J'ai marché comme ça, sans vraiment savoir où j'étais, et je me suis retrouvée devant un lycée. Il était midi : les élèves sortaient tous d'un seul bloc en discutant ou en rigolant. Moi j'ai voulu entrer. C'est pas que l'ambiance du lycée me manque, non, je suis très contente de suivre mes cours par correspondance. Mais bon, je n'avais rien à faire, et puis j'aime bien pénétrer à l'intérieur des vieux bâtiments. J'ai réussi à m'infiltrer à contre-courant, et à entrer dans la cour, qui d'ailleurs était plutôt charmante, avec un petit coin de verdure, des bancs, et un peuplier. Je me suis assise près de l'arbre avec ma poche Monoprix, je devais être très élégante. Mais si l'habit ne fait pas le moine, la poche Monoprix ne fait pas non plus la consommatrice de base. J'ai commencé à me rouler une cigarette, tranquille. Et là, une femme vient me voir. Sans doute une surveillante, parce que pas assez jeune pour être élève, et une prof ne serait pas venue ici. J'avais fini de rouler ma cigarette, et elle me fait comme ça : " vous voulez mon briquet ? " Moi : " non ça va merci j'en ai un ". Elle me regarde ébahie : " tu te fous de ma gueule ? " C'est là que j'ai compris qu'il était interdit de fumer dans l'enceinte du bâtiment. J'ai rangé ma cigarette pour plus tard en disant que je n'avais pas vu, et elle est partie. Mine de rien, cette femme était très désagréable. Notez bien comme elle m'a parlé : elle a d'abord employé le vouvoiement, puis est passée au tutoiement. Est-ce une manière correcte de procéder ?
A tous les coups je suis dans un lycée privé, ai-je pensé. Eh bien j'avais raison. J'avais entendu dire, en effet, qu'il était interdit de fumer dans de nombreux lycées privés, allez savoir pourquoi. Pfff... et dire que Julie risque de se retrouver là-dedans l'an prochain. Tiens à propos de Julie, j'ai vu dernièrement que son ancien appartement, près du canal, était désormais occupé par de nouveaux locataires. C'est bizarre, de changer sans arrêt de lieu ainsi, moi ça me dérangerait je crois. C'est important, je pense, de se sentir vraiment chez soi quelque part. D'avoir un lieu dans lequel tu as tes repères. Cet appartement de Julie, je l'ai un jour décrit dans mon journal.
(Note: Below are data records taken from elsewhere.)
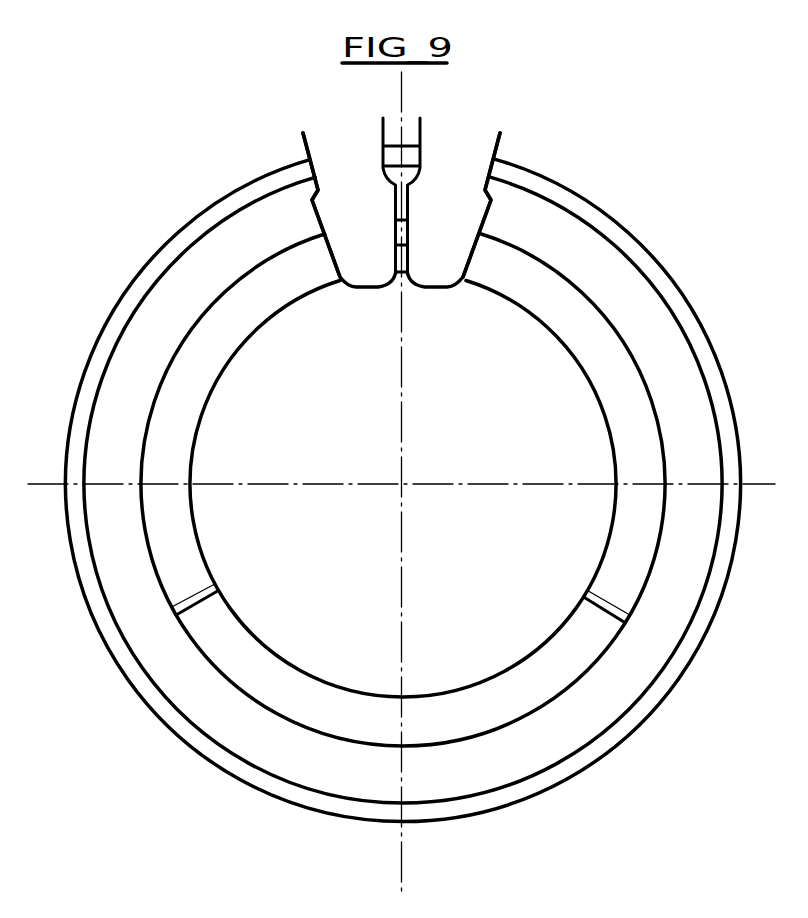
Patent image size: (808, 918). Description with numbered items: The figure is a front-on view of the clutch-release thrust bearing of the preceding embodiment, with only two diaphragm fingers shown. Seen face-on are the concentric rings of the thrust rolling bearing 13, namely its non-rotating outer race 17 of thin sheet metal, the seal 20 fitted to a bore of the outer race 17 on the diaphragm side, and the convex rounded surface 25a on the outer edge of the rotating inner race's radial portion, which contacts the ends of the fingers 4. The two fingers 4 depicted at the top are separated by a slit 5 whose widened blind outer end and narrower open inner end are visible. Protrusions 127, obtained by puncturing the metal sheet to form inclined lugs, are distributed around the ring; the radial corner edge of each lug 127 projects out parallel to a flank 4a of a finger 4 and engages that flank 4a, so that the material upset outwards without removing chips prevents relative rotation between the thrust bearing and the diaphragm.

The thrust rolling bearing 13 is at (630, 213).
The outer race 17 is at (670, 277).
The seal 20 is at (676, 357).
The convex rounded surface 25a is at (658, 447).
The radial finger 4 is at (357, 273).
The flank 4a is at (398, 207).
The slit 5 is at (400, 185).
The protrusion (inclined lug) 127 is at (400, 274).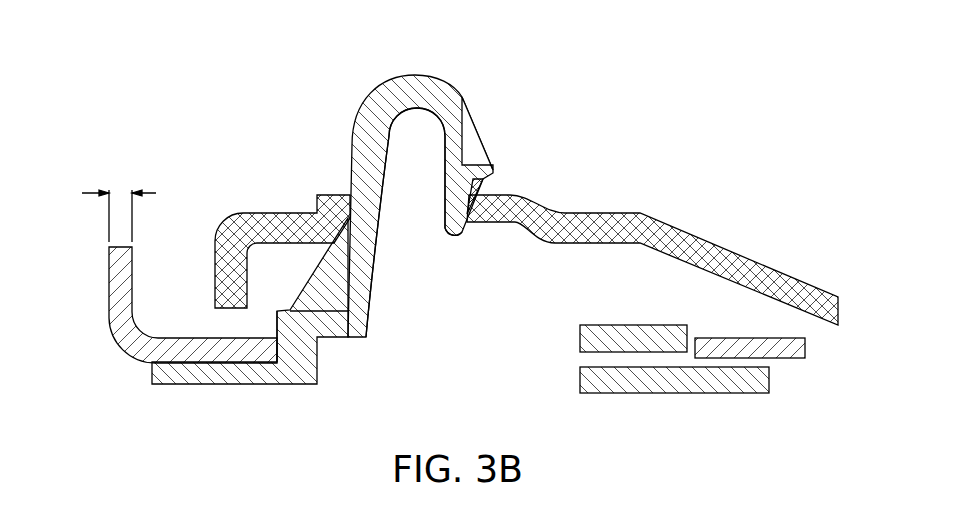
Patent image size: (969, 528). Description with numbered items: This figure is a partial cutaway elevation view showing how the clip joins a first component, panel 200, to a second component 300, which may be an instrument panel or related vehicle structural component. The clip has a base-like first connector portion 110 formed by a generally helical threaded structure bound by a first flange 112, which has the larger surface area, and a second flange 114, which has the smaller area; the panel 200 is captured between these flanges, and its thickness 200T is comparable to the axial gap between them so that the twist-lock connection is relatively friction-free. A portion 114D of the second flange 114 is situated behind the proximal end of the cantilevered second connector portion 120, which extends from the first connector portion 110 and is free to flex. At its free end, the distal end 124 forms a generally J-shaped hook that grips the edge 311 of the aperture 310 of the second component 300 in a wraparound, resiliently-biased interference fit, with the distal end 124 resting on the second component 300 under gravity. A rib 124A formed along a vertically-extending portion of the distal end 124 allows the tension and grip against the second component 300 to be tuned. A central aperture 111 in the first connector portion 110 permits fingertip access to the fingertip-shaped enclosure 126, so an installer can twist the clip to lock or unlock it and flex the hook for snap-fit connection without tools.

The first connector portion 110 is at (318, 360).
The second connector portion 120 is at (417, 74).
The distal end 124 is at (493, 167).
The rib 124A is at (490, 183).
The fingertip-shaped enclosure 126 is at (428, 150).
The aperture 310 is at (438, 195).
The edge 311 is at (456, 228).
The second component 300 is at (698, 233).
The panel 200 is at (108, 270).
The thickness 200T is at (150, 209).
The portion of the flange 114D is at (275, 325).
The second flange 114 is at (580, 336).
The first flange 112 is at (580, 378).
The aperture 111 is at (465, 347).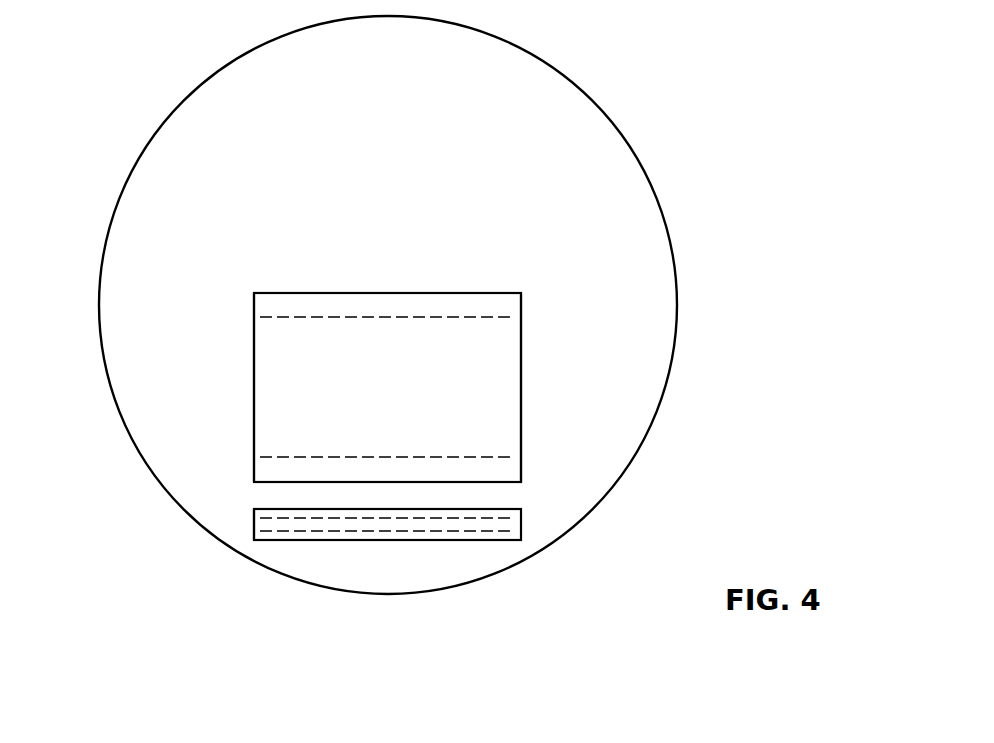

Et puis j'ai effacé le texte, car le lendemain Julie m'avait téléphoné en larmes, et dans ma tristesse j'avais supprimé l'entrée de la veille. Peut-être que certains d'entre vous s'en rappellent, c'était en décembre, le 10. Eh bien je vais le remettre, ce texte. Eh oui, il est ici. Deux textes pour le prix d'un, ça s'passe comme ça chez Aglaia.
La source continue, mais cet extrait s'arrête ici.